Members of a Senate committee meeting to amend proposed legislation usually wouldn’t warrant much attention. But the Health, Education, Labor, and Pensions Committee’s markup of three bills on Wednesday was its first partisan markup since 2009, when Democrats had a filibuster-proof majority and were crafting what became the Affordable Care Act.
“This is a significant aberration,” David Cleary, a longtime former Republican staff director for the HELP Committee, tells The Dispatch.
It’s not the first time that partisanship has outpaced the committee’s precedent of pragmatism in recent months. Republicans argue that Chairman Bernie Sanders’ decision to hold the partisan markup—as well as his handling of committee business more generally—demonstrates a lack of interest in negotiating on bills that actually stand a chance of becoming law.

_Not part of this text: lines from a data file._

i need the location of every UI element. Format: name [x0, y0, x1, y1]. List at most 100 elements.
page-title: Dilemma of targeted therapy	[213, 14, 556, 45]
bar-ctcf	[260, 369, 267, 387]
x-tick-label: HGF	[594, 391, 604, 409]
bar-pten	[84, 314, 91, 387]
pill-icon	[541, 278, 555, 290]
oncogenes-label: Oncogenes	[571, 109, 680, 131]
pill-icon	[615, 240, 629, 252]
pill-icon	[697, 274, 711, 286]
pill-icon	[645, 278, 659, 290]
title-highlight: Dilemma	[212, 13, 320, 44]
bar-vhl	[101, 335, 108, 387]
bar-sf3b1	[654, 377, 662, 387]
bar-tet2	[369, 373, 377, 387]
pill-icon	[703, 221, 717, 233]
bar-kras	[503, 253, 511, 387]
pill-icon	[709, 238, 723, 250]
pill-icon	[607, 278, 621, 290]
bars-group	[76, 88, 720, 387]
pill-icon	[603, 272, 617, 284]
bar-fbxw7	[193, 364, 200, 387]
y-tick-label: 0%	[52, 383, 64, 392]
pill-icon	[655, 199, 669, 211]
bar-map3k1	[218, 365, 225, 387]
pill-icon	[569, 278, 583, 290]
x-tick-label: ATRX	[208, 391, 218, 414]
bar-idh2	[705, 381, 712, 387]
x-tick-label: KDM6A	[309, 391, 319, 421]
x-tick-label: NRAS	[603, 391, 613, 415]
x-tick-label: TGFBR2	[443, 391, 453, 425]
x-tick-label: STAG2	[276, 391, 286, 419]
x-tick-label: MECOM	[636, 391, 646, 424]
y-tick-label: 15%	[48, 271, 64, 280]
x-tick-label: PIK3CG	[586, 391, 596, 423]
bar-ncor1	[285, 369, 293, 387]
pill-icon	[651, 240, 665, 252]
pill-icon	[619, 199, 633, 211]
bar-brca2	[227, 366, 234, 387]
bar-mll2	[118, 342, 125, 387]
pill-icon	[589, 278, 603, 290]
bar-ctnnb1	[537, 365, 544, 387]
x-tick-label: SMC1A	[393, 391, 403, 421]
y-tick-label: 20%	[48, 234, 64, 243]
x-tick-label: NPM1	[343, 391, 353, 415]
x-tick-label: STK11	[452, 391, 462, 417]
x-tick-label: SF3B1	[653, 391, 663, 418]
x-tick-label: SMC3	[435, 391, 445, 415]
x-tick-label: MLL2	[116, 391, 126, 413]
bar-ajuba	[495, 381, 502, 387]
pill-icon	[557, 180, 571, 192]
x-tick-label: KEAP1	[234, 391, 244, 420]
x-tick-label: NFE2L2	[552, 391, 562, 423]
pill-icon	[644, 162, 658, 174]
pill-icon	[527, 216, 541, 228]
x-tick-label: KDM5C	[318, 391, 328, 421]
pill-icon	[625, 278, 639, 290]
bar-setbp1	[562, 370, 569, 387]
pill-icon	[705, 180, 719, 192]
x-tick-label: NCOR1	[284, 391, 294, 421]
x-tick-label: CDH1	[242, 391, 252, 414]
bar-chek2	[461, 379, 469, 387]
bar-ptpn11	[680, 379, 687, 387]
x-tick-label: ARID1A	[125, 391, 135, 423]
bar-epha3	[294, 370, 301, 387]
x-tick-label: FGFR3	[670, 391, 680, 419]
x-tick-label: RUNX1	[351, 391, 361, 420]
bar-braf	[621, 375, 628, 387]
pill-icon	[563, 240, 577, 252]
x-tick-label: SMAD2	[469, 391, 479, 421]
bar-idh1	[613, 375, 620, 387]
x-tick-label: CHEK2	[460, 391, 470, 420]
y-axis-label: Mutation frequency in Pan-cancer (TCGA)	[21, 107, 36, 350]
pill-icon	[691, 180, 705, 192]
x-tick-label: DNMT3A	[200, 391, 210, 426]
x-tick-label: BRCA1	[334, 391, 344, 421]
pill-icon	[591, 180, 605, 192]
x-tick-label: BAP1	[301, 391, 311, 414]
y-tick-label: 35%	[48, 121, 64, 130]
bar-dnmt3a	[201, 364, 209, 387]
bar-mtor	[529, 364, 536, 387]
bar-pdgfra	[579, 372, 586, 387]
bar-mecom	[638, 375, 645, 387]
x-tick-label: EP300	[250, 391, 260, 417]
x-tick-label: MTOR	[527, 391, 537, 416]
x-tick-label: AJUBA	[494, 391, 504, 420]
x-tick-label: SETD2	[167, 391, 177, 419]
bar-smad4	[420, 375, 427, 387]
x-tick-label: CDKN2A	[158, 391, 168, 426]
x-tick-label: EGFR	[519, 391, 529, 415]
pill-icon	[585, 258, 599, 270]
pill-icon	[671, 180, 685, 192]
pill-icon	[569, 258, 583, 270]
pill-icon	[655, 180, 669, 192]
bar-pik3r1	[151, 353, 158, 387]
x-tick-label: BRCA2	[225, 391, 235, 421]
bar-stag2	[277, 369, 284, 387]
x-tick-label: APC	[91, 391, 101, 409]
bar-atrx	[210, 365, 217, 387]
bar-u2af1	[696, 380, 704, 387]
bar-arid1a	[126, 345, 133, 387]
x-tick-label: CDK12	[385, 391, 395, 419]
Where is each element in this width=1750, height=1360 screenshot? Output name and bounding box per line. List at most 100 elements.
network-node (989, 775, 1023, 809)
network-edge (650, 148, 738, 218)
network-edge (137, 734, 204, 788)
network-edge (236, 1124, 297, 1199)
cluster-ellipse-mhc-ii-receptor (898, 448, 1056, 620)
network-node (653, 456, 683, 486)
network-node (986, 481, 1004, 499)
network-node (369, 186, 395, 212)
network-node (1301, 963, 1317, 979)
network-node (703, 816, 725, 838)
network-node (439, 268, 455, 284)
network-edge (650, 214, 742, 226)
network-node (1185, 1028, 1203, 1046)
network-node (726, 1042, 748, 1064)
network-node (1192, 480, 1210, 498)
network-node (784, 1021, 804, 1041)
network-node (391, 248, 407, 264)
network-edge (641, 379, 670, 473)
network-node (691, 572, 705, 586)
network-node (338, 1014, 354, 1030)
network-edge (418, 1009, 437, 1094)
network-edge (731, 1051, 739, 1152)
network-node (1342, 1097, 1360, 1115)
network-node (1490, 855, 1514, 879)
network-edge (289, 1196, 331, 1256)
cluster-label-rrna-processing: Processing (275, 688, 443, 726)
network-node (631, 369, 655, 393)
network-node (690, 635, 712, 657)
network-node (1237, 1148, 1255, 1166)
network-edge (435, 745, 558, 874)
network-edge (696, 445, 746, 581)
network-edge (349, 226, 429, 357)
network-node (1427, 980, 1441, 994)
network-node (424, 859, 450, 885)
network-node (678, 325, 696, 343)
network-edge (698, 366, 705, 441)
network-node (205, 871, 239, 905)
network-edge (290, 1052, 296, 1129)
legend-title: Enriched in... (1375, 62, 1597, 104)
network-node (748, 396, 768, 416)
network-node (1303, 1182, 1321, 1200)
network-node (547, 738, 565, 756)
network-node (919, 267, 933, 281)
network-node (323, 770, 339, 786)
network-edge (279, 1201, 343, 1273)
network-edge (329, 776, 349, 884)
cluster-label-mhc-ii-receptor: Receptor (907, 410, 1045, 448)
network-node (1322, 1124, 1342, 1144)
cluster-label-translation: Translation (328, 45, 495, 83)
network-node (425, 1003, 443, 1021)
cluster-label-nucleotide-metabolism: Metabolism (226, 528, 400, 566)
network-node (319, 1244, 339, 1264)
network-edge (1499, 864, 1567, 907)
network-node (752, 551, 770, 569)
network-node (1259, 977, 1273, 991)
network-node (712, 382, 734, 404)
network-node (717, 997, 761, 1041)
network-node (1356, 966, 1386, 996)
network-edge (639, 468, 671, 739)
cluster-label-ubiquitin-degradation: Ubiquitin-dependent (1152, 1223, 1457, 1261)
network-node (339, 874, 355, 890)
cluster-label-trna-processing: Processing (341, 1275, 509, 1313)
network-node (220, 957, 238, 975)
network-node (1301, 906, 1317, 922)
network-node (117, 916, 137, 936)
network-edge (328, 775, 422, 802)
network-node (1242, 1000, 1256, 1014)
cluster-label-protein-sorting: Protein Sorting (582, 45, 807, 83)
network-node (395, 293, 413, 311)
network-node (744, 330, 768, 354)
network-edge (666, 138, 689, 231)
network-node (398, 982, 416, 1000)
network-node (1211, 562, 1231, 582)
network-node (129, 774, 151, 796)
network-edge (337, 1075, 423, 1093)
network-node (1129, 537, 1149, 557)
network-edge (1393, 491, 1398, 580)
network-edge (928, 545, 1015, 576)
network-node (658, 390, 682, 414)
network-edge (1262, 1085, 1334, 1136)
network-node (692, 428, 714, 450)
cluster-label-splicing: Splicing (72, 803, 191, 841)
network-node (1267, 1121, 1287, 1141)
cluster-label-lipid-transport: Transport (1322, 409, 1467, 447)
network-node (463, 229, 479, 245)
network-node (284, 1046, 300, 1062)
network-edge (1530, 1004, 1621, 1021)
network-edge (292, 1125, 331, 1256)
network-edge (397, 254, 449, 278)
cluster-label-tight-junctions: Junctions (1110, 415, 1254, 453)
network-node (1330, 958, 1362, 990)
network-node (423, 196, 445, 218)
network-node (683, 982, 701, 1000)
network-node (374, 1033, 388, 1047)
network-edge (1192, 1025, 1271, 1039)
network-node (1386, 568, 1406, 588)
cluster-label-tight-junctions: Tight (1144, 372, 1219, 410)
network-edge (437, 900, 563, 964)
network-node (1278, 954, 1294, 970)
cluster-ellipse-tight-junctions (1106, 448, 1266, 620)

Sanders, who began chairing the committee in January, has also held multiple (non-markup) partisan hearings and proposed a 550 percent increase in funding for community health clinics—a move that has no chance of passing the Senate. It’s a sharp turn for a committee that has typically been able to forge bipartisan consensus on a wide range of issues.
In any markup, members of both parties have the right to offer and vote on amendments. In a partisan markup, the majority party decides what legislation to consider without consulting the minority. But a bipartisan markup features “agreement between the chair and the ranking member on the underlying legislation that you’re working on,” the general counsel for the Republican HELP minority tells The Dispatch. That’s not an ironclad guarantee that both senators will vote for the legislation no matter what happens in the markup, but it indicates buy-in from both parties.
(A spokesperson for Sanders did not respond to The Dispatch’s question about why the chairman chose to hold a partisan markup now.)
Wednesday’s partisan markup didn’t just exacerbate tension among members of the committee. It also sucked time and attention away from bipartisan legislation many see as must-pass. The HELP Committee has at least eight bills it needs to ensure are reauthorized by September 30, including the Pandemic and All-Hazards Preparedness Act (PAHPA) and funding for community health centers. Spending time amending Sanders’ partisan bills leaves members less time to hammer out those reauthorizations.
“If the committee hasn’t done its job, if it hasn’t marked up the bipartisan legislation, including expiring authorizations, then all that negotiating has to happen just amongst leadership because there’s no actual work product to point to,” says a Republican HELP Committee staffer.
And time is running out: The likelihood that agreements on all of the required reauthorizations come together before the August recess is “slim,” according to ranking member Sen. Bill Cassidy.
In the past, “we on both sides have set apart 20 percent of where we disagreed to focus on the 80 percent where we agree,” Cassidy said Wednesday during the hearing. “Nobody got everything they wanted all the time, but we got key legislative victories, and in so doing the HELP Committee made lasting change.”
But the three bills Sanders brought up on Wednesday—the Paycheck Fairness Act, the Healthy Families Act, and the Protecting the Right to Organize Act—have “zero chance” of becoming law, Cassidy said.
Sanders’ decision to break a nearly 14-year streak of bipartisan markups is particularly striking in light of the HELP Committee’s reputation for bipartisan productivity compared to other standing committees in the Senate. For example, the Banking Committee held a productive bipartisan markup on Wednesday, but that was its first markup of any kind since 2019, while the HELP Committee is already on its third markup session of the year. Meanwhile, the Budget Committee hasn’t marked up a bill since 2020.
Even the major exception that proves the bipartisan-markup rule took place under very different conditions than those Sanders faces today: When Democrats on the HELP Committee held a partisan markup while working on Obamacare in 2009, they did so knowing they already had a filibuster-proof majority in place for the final product.
That process was “contentious,” Cleary says, but “we all knew at the end of the day that they were going to get their bill, and so it was slightly less outrageous.”
In a 51-49 Senate, the calculus is different. Even though the three bills got through Wednesday’s markup with HELP Democrats’ votes, Majority Leader Chuck Schumer has virtually no incentive to waste time and political capital by bringing them to the floor.
The HELP Committee’s relative productivity may be due in part to its broad jurisdiction over a range of issues, some of which—including pandemic preparedness and community health centers—have tended not to attract partisan controversy. But the HELP umbrella also covers plenty of issues over which the parties disagree, and that’s where leadership from the chair and ranking member becomes important. Past chairs and ranking members—such as Democrats Patty Murray, Tom Harkin, and Ted Kennedy and Republicans Richard Burr, Lamar Alexander, and Mike Enzi—“were all serious, sober senators who wanted to get a result,” Cleary says, pointing to achievements on pandemic preparedness, mental health, opioids, K-12 education, and surprise medical billing.
“There is something unique to be protected about the HELP Committee in modern times and how productive it’s been on a bipartisan basis,” the Republican general counsel says.